A compact low-voltage first-order temperature-compensated CMOS current reference

This paper presents the design of two new low-voltage first-order temperature compensated CMOS current references. To achieve compact topologies able to operate under low voltage with low power consumption, they are based on the simplest approach of cross-coupled current mirrors, and compensation is obtained by introducing a temperature dependent current mirror ratio. Results for 0.18 μm CMOS implementations show that the proposed 1 μA references operate with supplies down to 1 V showing temperature drifts below 238 ppm/°C over the (-40 to 120°C) range, which makes them suitable for low-cost portable applications.

OpAmp design for lock-in amplifiers in portable sensing systems

This paper presents a 1.2 V low-power rail-to-rail class AB operational amplifier (OpAmp) suitable for integrated lock-in amplifiers. The proposed OpAmp has been designed in a standard 0.18 μm CMOS technology. For a 1.2 V single supply and 81 μW power consumption, simulations shows a 86 dB open loop gain, 56o phase margin, 17 MHz unity gain frequency with 1 pF load and 97 dB CMRR. Adaptive biasing provides 33 V/μs slew-rate for a 1 pF capacitive load. A compact and reliable lock-in amplifier (LIA) has been designed using the proposed circuit. Post-layout results for noisy signals confirm the capability of the LIA to effectively recover information from signal-to-noise ratios down to -26 dB with errors below 4.2% up to 50 kHz and a power consumption of only 675 μW.

A 0.8-V 1.2-μW rail-to-rail fully differential OpAmp with adaptive biasing

This paper presents an ultra low-power rail-to-rail fully differential operational amplifier (OpAmp) fabricated in a standard 0.18 μm CMOS technology. The proposed circuit uses transistors biased in the sub-threshold region for low-voltage low-power operation.

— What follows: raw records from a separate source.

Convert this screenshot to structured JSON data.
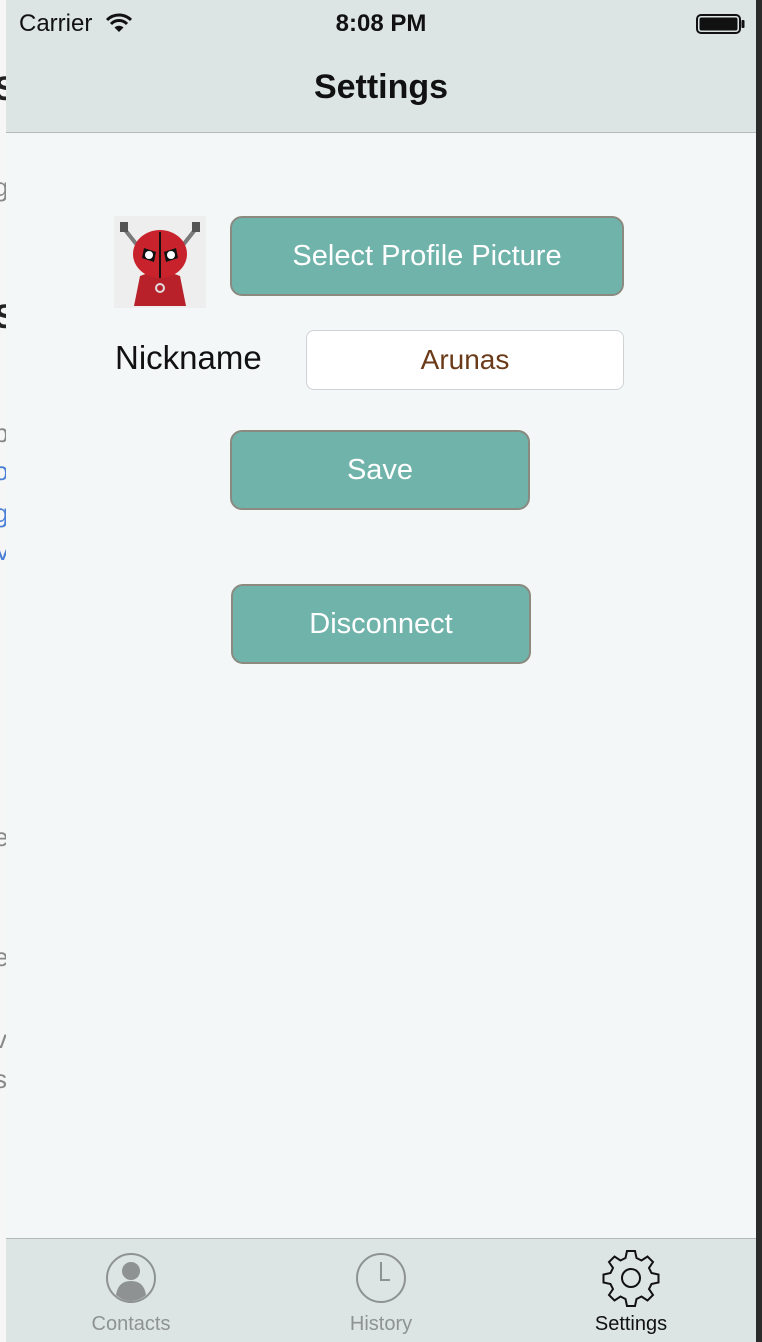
{
  "status_bar": {
    "carrier": "Carrier",
    "time": "8:08 PM"
  },
  "nav": {
    "title": "Settings"
  },
  "profile": {
    "select_button": "Select Profile Picture"
  },
  "nickname": {
    "label": "Nickname",
    "value": "Arunas"
  },
  "actions": {
    "save": "Save",
    "disconnect": "Disconnect"
  },
  "tabs": [
    {
      "label": "Contacts",
      "icon": "person-icon",
      "active": false
    },
    {
      "label": "History",
      "icon": "clock-icon",
      "active": false
    },
    {
      "label": "Settings",
      "icon": "gear-icon",
      "active": true
    }
  ],
  "colors": {
    "button_fill": "#6fb3aa",
    "button_border": "#8a8a80",
    "bar_background": "#dde4e4",
    "screen_background": "#f3f7f8",
    "nickname_text": "#6b3a18",
    "inactive_tab": "#8e9292"
  }
}
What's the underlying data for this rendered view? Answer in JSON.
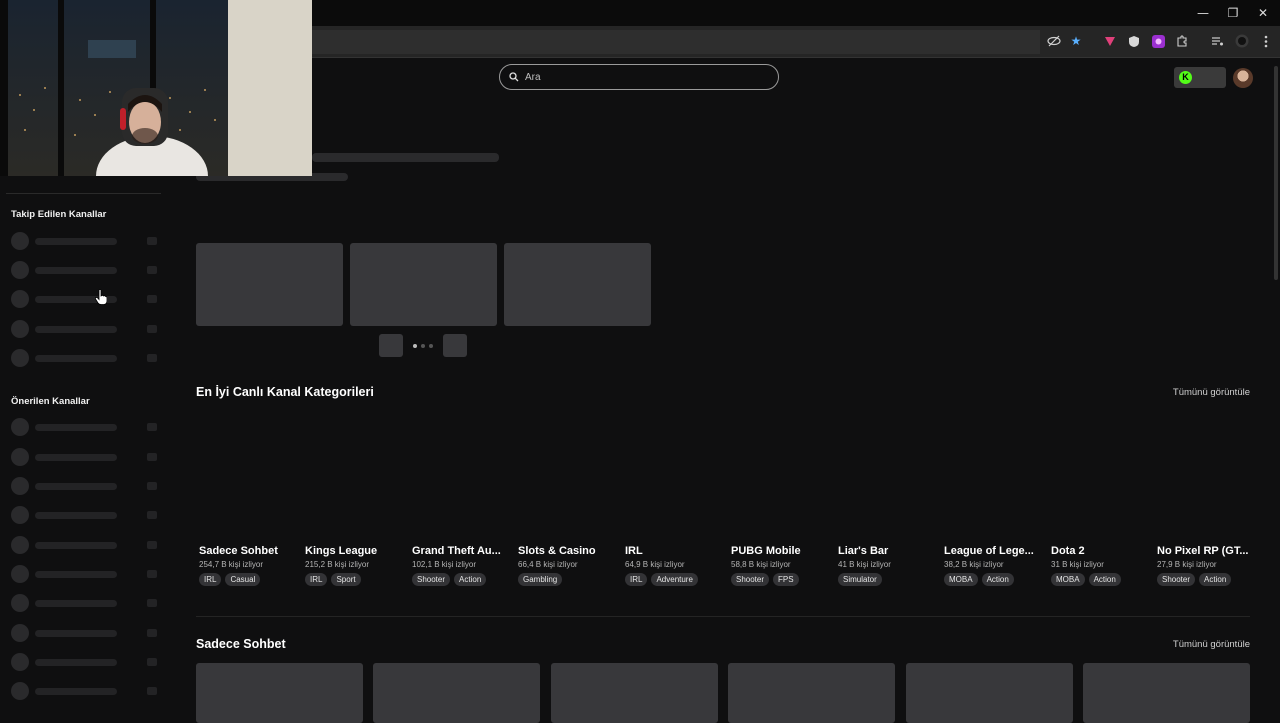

For a 0.8 V single supply and 8 pF loads, experimental measurements shows a 51 dB open loop gain, 62° phase margin, 57 kHz unity gain frequency and a 750 mV linear output swing. Adaptive biasing provides 0.14 V/μs slew-rate, while a 73 dB CMRR is achieved thanks to a CMFF circuit, demonstrating the correct functionality of the OpAmp with a power consumption of 1.2 μW.

A high-performance 1.2V-99µW rail-to-rail CMOS class AB amplifier

This paper presents a compact, reliable 1.2V low-power rail-to-rail class AB operational amplifier (OpAmp) suitable for integrated battery powered systems which require rail-to-rail input/output swing and high slew-rate while maintaining low power consumption. The OpAmp, fabricated in a standard 0.18µm CMOS technology, exhibits 86dB open loop gain and 97dB CMRR. Experimental measurements prove its correct functionality operating with 1.2V single supply, performing very competitive characteristics compared with other similar amplifiers reported in the literature. It has rail-to-rail input/output operation, 5MHz unity gain frequency and a 3.15V/µs slew-rate for a capacitive load of 100pF, with a power consumption of 99µW.

Rail-to-rail CMOS complementary input stage with alternating active differential pairs

A simple and power efficient scheme for input rail-to-rail Op-Amp operation with constant gm and CMRR over the common mode input range is introduced. The input stage uses complementary differential pairs but only one pair is active at a time. Three implementations of the scheme are discussed. They use very compact control circuitry to turn only one of the differential pairs at a time. Simulations and experimental verification of the proposed scheme are provided from a test chip prototype in 0.5μm CMOS technology.

A CMOS micropower voltage-to-frequency converter for portable applications

This paper presents a micropower 1.2-V 0.18-µm CMOS temperature-compensated voltage-to-frequency converter for portable applications. Results show that the proposed converter has a power consumption of 60 µW (15 nW in sleep mode) operating over a (0.0 – 1.0 V) input voltage range with two different selectable output ranges, 0 – 0.5 MHz and 0.5 – 1 MHz. It achieves a relative error below 3 %, a gain error below 3.6 % and a linearity error of 0.004 % (14 bits) over the whole frequency span.